Stuff I wanted to try but didn’t:

  • Vegan cheese (slices). Didn’t find it.
  • Vegan feta. Found it but didn’t have much use for it right away. May do that during the barbecue season.
  • Vegan milk chocolate. Didn’t look for it.

What did I eat?

  • Monday: Lye pretzel, Pasta with Tomato Sauce (Mensa; no parmesan on top, and no salad or soup for me), pretzel sticks, soy yoghurt with mango, bread with salami and cream cheese alternatives (the first of which I had to find out is actually not vegan since the proteins come from eggs), tangerines.
  • Tuesday: Banana, bread with jelly, chocolate pudding, waffles, muffins, even more waffles.Waffles
  • Wednesday: Waffles, tangerine, Pasta Aglio e Olio with dried tomatoes, muffins.
  • Thursday: Chocolate pudding, tangerine, Wraps with Falafel and Veggies.
    Wrap with Falafel
  • Friday: Bread with sausage and cream cheese, tangerine, muffins, Chickpea Curry, banana, chocolate pudding.
    Chickpea Curry
  • Saturday: Banana, Best Fried Potatoes I’ve Ever Made (with dried tomatoes, rosemary, onions) and Salad with impromptu dressing (and I was so sure I had balsamic vinegar!!!), rolls, chocolate pudding, rice waffles with chocolate.
    Fried potatoes and salad
  • Sunday: Bread with sausage and cream cheese, Thai Curry, rice waffle with chocolate, some Indian food @Nirzaree made for me (veggies in a tomato sauce, and pan bread), chocolate.


Waffles (German)
Chickpea Curry (German)


Where do I go from here?

This was a very interesting experience for me, and I would (will) certainly do this again.
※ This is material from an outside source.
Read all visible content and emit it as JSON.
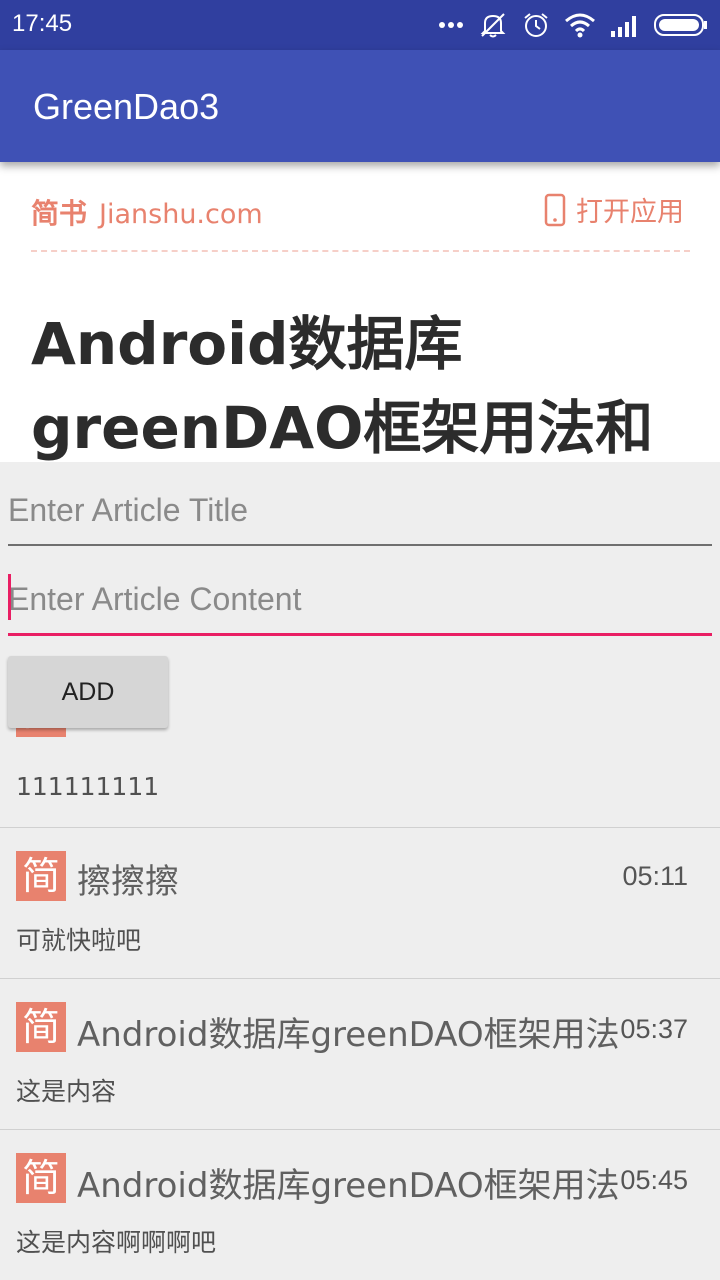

However, I really really missed chocolate (or at least some more variety) and cheese. What I didn’t miss at all: Meat. I expected that much since I never found it hard to be vegetarian from a psychological standpoint (it just sucks in some restaurants), and I’m considering going back to eating mostly or exclusively vegetarian.

I’d also prefer to buy dairy products and eggs from a place where I know the animals are treated well, so if you know something in (or very close to) Kaiserslautern, I’d love to hear about it!